Apenas 21% dos brasileiros guardaram dinheiro em dezembro, mostra indicador do SPC Brasil e CNDL

37% dos poupadores guardam dinheiro para imprevistos. Poupança é o principal destino da reserva financeira

Com a ainda lenta recuperação econômica, são poucos os brasileiros que estão conseguindo chegar ao final do mês com sobras de dinheiro. Segundo dados do Indicador de Reserva Financeira do Serviço de Proteção ao Crédito (SPC Brasil) e da Confederação Nacional de Dirigentes Lojistas (CNDL), apenas dois em cada dez consumidores (21%) guardaram dinheiro em dezembro de 2017. A maioria (71%) dos consumidores não conseguiu guardar qualquer quantia.

Entre os brasileiros que não pouparam nenhum centavo, 40% justificam uma renda muito baixa, o que torna mais difícil ter sobras no fim de cada mês. Outros 17% disseram não ter qualquer fonte renda e 16% foram surpreendidos por algum imprevisto. Há ainda 13% de consumidores que disseram não ter controle dos gastos e disciplina para guardar o que recebem de salário.

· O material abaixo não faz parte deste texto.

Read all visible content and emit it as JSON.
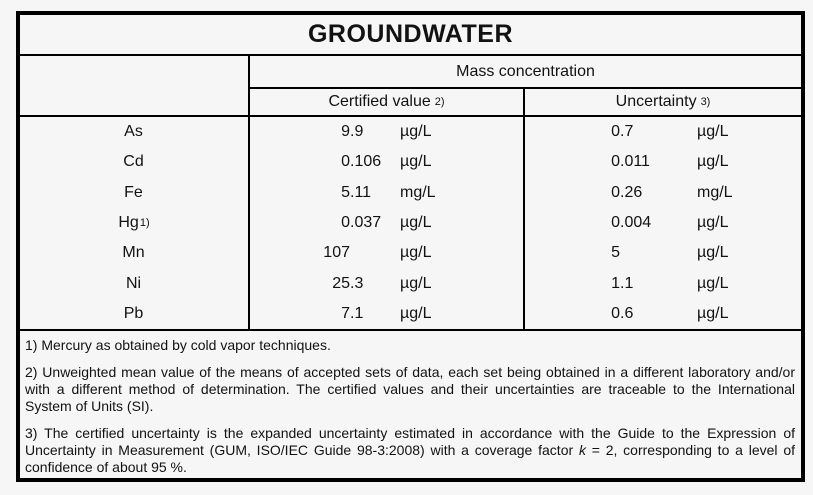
{
  "title": "GROUNDWATER",
  "table": {
    "group_header": "Mass concentration",
    "columns": [
      {
        "label": "Certified value",
        "sup": "2)"
      },
      {
        "label": "Uncertainty",
        "sup": "3)"
      }
    ],
    "rows": [
      {
        "element": "As",
        "cert_value": "9.9",
        "cert_unit": "µg/L",
        "unc_value": "0.7",
        "unc_unit": "µg/L"
      },
      {
        "element": "Cd",
        "cert_value": "0.106",
        "cert_unit": "µg/L",
        "unc_value": "0.011",
        "unc_unit": "µg/L"
      },
      {
        "element": "Fe",
        "cert_value": "5.11",
        "cert_unit": "mg/L",
        "unc_value": "0.26",
        "unc_unit": "mg/L"
      },
      {
        "element": "Hg",
        "element_sup": "1)",
        "cert_value": "0.037",
        "cert_unit": "µg/L",
        "unc_value": "0.004",
        "unc_unit": "µg/L"
      },
      {
        "element": "Mn",
        "cert_value": "107",
        "cert_unit": "µg/L",
        "unc_value": "5",
        "unc_unit": "µg/L"
      },
      {
        "element": "Ni",
        "cert_value": "25.3",
        "cert_unit": "µg/L",
        "unc_value": "1.1",
        "unc_unit": "µg/L"
      },
      {
        "element": "Pb",
        "cert_value": "7.1",
        "cert_unit": "µg/L",
        "unc_value": "0.6",
        "unc_unit": "µg/L"
      }
    ]
  },
  "footnotes": {
    "fn1": "1) Mercury as obtained by cold vapor techniques.",
    "fn2": "2) Unweighted mean value of the means of accepted sets of data, each set being obtained in a different laboratory and/or with a different method of determination. The certified values and their uncertainties are traceable to the International System of Units (SI).",
    "fn3_pre": "3) The certified uncertainty is the expanded uncertainty estimated in accordance with the Guide to the Expression of Uncertainty in Measurement (GUM, ISO/IEC Guide 98-3:2008) with a coverage factor ",
    "fn3_k": "k",
    "fn3_post": " = 2, corresponding to a level of confidence of about 95 %."
  }
}
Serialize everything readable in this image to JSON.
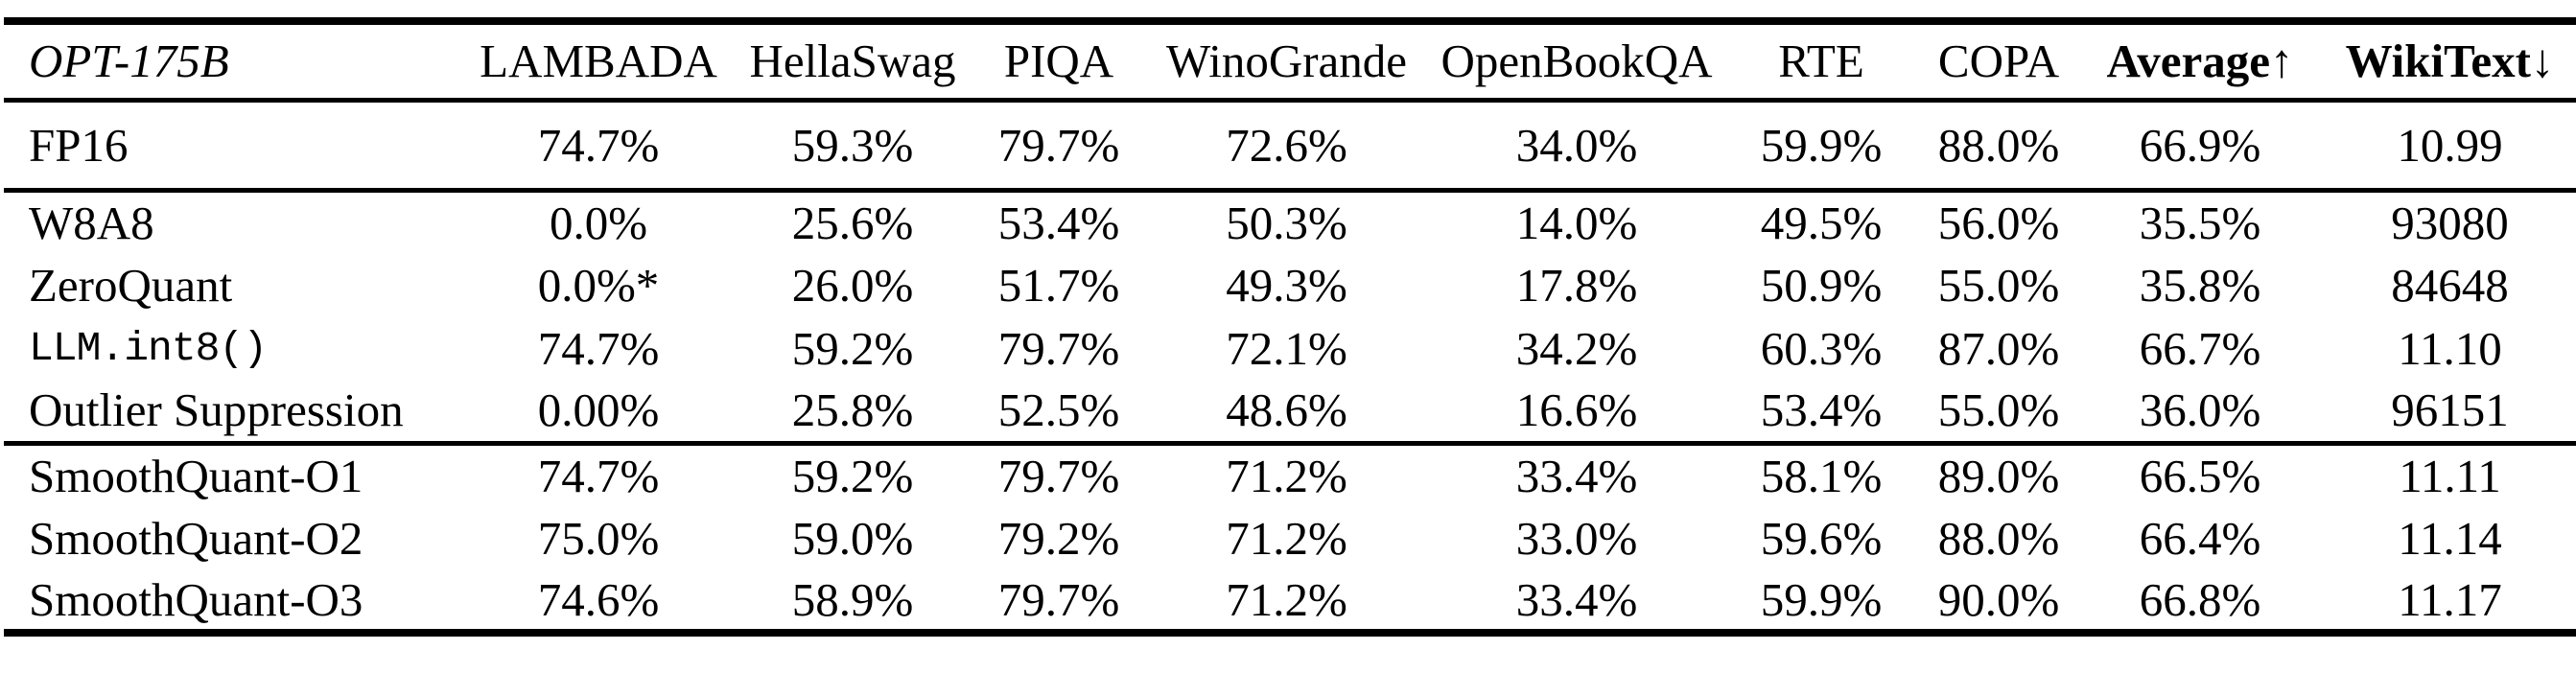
{
  "table": {
    "model_label": "OPT-175B",
    "columns": [
      "LAMBADA",
      "HellaSwag",
      "PIQA",
      "WinoGrande",
      "OpenBookQA",
      "RTE",
      "COPA",
      "Average↑",
      "WikiText↓"
    ],
    "groups": [
      {
        "name": "baseline",
        "rows": [
          {
            "label": "FP16",
            "code": false,
            "values": [
              "74.7%",
              "59.3%",
              "79.7%",
              "72.6%",
              "34.0%",
              "59.9%",
              "88.0%",
              "66.9%",
              "10.99"
            ]
          }
        ]
      },
      {
        "name": "prior-methods",
        "rows": [
          {
            "label": "W8A8",
            "code": false,
            "values": [
              "0.0%",
              "25.6%",
              "53.4%",
              "50.3%",
              "14.0%",
              "49.5%",
              "56.0%",
              "35.5%",
              "93080"
            ]
          },
          {
            "label": "ZeroQuant",
            "code": false,
            "values": [
              "0.0%*",
              "26.0%",
              "51.7%",
              "49.3%",
              "17.8%",
              "50.9%",
              "55.0%",
              "35.8%",
              "84648"
            ]
          },
          {
            "label": "LLM.int8()",
            "code": true,
            "values": [
              "74.7%",
              "59.2%",
              "79.7%",
              "72.1%",
              "34.2%",
              "60.3%",
              "87.0%",
              "66.7%",
              "11.10"
            ]
          },
          {
            "label": "Outlier Suppression",
            "code": false,
            "values": [
              "0.00%",
              "25.8%",
              "52.5%",
              "48.6%",
              "16.6%",
              "53.4%",
              "55.0%",
              "36.0%",
              "96151"
            ]
          }
        ]
      },
      {
        "name": "smoothquant",
        "rows": [
          {
            "label": "SmoothQuant-O1",
            "code": false,
            "values": [
              "74.7%",
              "59.2%",
              "79.7%",
              "71.2%",
              "33.4%",
              "58.1%",
              "89.0%",
              "66.5%",
              "11.11"
            ]
          },
          {
            "label": "SmoothQuant-O2",
            "code": false,
            "values": [
              "75.0%",
              "59.0%",
              "79.2%",
              "71.2%",
              "33.0%",
              "59.6%",
              "88.0%",
              "66.4%",
              "11.14"
            ]
          },
          {
            "label": "SmoothQuant-O3",
            "code": false,
            "values": [
              "74.6%",
              "58.9%",
              "79.7%",
              "71.2%",
              "33.4%",
              "59.9%",
              "90.0%",
              "66.8%",
              "11.17"
            ]
          }
        ]
      }
    ]
  },
  "colors": {
    "text": "#000000",
    "background": "#ffffff",
    "rule": "#000000"
  }
}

Para a economista-chefe do SPC Brasil, Marcela Kawauti, o momento econômico limitou a renda das famílias, tornando a poupança de recursos ainda mais difícil, mas nem tudo deve ser creditado na fatura da crise. “O alto desemprego e a queda da renda de fato pesam, mas também há a negligência com as próprias finanças. Um controle adequado do orçamento pode fazer a diferença entre ter e não ter dinheiro sobrando no final do mês”, afirma.

A economista acrescenta que a questão da renda baixa de fato pesa. Ainda assim, vale o esforço de poupar. “Nem que seja pouco por mês, o hábito de poupar afasta o mal hábito de gastar mais do que ganha e assim, aos poucos, o consumidor cria uma reserva de emergência. É necessário fazer uma avaliação do orçamento, identificando o que pode ser cortado. Muito provavelmente, para montar uma reserva financeira o consumidor terá de abrir mão de algo”, orienta.

Apenas um terço dos brasileiros (34%) afirmaram ter o hábito de poupar, sendo que 12% estipulam o valor a ser poupado e 22% guardam o que sobra do orçamento. Pouco mais da metade (51%) afirmou que não tem o hábito de poupar e que não tem reserva financeira. Além desses, 7% disseram que não poupam, mas já têm uma quantia reservada.

O indicador ainda revela que metade dos brasileiros que possuem reserva financeira (49%) tiveram de sacar parte dos seus recursos guardados em dezembro. Os principais motivos foram imprevistos (14%), alguma compra (13%) e pagamento de dívidas (11%).

37% guardam dinheiro pensando em imprevistos

A pesquisa mostra que proteger-se contra imprevistos é o principal propósito dos brasileiros que tem o hábito de poupar. Quase quatro em cada dez poupadores (37%) reservaram parte de seus rendimentos para lidar com uma eventual doença ou outros problemas do dia a dia. Em seguida, aparece o desejo de garantir um futuro melhor para a família (24%), fazer uma viagem (22%) e fazer uma reserva no caso de ficar desempregado (21%). Em média, o valor poupado em dezembro foi de R$ 571,91.

Perfil conservador: 57% recorrem a poupança como reserva financeira

Considerando os entrevistados que costumam poupar, 57% recorreram a tradicional poupança. Em seguida, um percentual elevado de 27% disse que costuma deixar o dinheiro em casa e 17% deixam na conta corrente. Outras opções mais rentáveis de investimentos, porém menos citadas pelos poupadores, são os fundos de investimento (9%), previdência privada (8%), tesouro direto (7%), CDBs (5%) e ações (5%).

Para Marcela Kawauti, as escolhas revelam um perfil conservador e, em alguns casos, pouco atento à rentabilidade. “Se o dinheiro está parado na conta corrente, sem muita complicação é possível transferi-lo para a poupança. Assim, o consumidor consegue uma rentabilidade que, apesar de pequena, é maior que do zero. A poupança serve a alguns propósitos por ser uma opção com alta liquidez. Mas, principalmente para aqueles que têm objetivos de longo prazo, hoje existe bastante informações disponíveis sobre modalidades de investimentos com rendimento maior, sem grandes riscos”, explica.

Para aqueles que mantêm o dinheiro na conta corrente, conta poupança ou em casa, os principais motivos foram o fato de não ter dinheiro suficiente para investir em algumas modalidades, citado por 27%; a liquidez, isto é, facilidade para sacar os recursos (21%); a falta de conhecimento sobre outras possibilidades (19%); o costume com as modalidades tradicionais (14%); a falta de recomendação (14%) e o receio de perder o dinheiro aplicado (13%).